The National Archives recently made new audio tapes public that suggest that President Nixon believe abortion was justified in some cases, according to The New York Times.
After the Supreme Court made abortion legal through Roe v. Wade in 1973, Nixon made no public statement.
Nixon worried that greater access to abortions would foster “permissiveness,” and said that “it breaks the family.” But he also saw a need for abortion in some cases, such as interracial pregnancies.
“There are times when an abortion is necessary. I know that. When you have a black and a white,” he told an aide, before adding: “Or a rape.”
The tapes also reveal political conversations with Charles Colson (now a CT columnist) and Billy Graham. In 2002, Graham apologized for earlier tapes.
Nixon talked about his views of anti-Semitism in America in a phone conversation with the evangelist Billy Graham.

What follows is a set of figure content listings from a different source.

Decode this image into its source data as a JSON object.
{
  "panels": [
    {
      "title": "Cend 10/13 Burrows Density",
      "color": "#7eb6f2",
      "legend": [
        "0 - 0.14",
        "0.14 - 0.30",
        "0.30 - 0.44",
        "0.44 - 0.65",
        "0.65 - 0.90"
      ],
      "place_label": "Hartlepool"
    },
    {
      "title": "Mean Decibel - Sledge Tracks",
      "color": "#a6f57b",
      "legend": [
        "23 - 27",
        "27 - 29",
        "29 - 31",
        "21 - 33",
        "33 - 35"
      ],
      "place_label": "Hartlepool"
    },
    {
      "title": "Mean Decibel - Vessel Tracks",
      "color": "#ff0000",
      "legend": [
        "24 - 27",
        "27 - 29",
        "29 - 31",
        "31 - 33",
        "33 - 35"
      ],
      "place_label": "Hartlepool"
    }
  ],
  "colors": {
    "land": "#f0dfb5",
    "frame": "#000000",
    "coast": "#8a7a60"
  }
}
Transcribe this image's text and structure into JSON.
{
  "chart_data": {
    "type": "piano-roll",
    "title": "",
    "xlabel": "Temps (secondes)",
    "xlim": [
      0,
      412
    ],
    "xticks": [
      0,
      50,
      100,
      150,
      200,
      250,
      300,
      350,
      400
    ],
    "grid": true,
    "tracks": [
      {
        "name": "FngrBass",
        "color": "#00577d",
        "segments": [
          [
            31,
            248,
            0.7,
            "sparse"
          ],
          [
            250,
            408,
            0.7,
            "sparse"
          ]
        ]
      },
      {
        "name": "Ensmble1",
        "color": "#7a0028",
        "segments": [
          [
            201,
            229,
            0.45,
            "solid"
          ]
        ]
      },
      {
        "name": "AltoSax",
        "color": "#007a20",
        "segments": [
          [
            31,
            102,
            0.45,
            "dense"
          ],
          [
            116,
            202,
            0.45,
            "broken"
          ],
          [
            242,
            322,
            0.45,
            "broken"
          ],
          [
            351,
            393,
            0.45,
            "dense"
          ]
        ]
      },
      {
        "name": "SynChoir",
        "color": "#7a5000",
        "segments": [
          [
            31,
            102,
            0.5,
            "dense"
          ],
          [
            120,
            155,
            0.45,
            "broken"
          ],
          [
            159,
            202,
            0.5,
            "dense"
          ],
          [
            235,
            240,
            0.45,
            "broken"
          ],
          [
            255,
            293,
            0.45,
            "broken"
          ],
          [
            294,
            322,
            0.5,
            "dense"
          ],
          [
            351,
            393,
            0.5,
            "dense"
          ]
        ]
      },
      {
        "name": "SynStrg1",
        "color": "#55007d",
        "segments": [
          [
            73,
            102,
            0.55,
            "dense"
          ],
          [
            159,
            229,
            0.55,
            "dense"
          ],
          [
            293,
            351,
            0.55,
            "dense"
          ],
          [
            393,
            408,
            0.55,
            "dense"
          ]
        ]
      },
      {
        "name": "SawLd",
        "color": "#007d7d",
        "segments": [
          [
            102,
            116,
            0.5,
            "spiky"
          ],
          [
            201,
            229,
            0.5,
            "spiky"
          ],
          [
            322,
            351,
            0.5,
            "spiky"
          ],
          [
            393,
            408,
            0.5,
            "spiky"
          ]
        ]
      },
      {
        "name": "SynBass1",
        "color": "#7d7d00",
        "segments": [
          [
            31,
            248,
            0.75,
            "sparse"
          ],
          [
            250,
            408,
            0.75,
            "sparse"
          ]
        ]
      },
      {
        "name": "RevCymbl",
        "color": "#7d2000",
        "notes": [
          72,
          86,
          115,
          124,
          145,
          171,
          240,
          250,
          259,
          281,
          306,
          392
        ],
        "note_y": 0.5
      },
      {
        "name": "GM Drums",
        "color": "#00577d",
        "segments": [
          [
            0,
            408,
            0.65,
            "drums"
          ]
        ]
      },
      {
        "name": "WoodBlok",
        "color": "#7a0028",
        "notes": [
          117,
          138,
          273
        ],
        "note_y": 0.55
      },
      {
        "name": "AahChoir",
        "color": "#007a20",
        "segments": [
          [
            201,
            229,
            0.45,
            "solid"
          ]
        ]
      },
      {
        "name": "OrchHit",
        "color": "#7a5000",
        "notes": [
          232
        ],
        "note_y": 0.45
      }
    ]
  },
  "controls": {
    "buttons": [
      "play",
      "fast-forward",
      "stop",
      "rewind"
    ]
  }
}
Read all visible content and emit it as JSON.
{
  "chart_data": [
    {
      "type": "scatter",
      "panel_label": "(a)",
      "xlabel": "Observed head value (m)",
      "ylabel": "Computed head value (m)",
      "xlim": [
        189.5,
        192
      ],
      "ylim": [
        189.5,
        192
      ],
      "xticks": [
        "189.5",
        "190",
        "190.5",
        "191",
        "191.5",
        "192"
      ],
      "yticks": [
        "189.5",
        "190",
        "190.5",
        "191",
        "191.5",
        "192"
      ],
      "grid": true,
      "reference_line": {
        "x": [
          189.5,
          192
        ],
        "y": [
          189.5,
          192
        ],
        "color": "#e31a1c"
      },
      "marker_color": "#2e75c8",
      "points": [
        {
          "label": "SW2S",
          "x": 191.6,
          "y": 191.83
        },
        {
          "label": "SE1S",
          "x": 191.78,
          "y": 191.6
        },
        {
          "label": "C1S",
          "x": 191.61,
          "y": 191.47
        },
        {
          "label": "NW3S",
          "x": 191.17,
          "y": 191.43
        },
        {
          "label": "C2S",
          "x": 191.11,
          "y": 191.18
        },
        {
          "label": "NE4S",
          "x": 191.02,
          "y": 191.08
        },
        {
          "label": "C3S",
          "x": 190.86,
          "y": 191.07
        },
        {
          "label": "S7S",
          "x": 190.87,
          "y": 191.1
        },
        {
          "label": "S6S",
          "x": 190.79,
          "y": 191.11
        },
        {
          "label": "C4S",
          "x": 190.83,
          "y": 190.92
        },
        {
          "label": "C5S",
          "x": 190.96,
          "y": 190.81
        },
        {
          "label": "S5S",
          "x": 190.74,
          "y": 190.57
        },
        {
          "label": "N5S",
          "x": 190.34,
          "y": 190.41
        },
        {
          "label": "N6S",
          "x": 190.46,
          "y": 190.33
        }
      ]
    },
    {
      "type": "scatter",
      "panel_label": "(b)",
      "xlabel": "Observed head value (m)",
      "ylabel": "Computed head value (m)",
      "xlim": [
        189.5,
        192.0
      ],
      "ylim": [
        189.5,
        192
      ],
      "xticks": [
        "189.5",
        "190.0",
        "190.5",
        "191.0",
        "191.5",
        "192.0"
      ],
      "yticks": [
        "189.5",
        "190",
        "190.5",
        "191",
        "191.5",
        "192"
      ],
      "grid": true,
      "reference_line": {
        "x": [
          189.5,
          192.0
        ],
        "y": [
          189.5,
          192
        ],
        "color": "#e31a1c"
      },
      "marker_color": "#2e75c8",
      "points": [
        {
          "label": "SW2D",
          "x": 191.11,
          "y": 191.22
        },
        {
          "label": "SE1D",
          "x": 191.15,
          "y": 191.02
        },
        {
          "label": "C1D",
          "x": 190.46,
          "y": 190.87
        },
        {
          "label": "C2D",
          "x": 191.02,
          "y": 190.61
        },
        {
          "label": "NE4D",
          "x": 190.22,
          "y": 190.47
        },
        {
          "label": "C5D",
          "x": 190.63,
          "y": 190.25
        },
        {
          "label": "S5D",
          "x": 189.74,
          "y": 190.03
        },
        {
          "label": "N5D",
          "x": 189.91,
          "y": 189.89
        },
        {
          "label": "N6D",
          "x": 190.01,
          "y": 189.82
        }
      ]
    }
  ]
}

Mr. Graham complained that Jewish-American leaders had denounced efforts to promote evangelical Christianity, like Campus Crusade, and Nixon and Graham agreed that the Jewish leaders risked bringing anti-Jewish sentiment to the surface.
“What I really think is deep down in this country, there is a lot of anti-Semitism, and all this is going to do is stir it up,” Nixon said. At another point he said, “It may be they have a death wish. You know that’s been the problem with our Jewish friends for centuries.”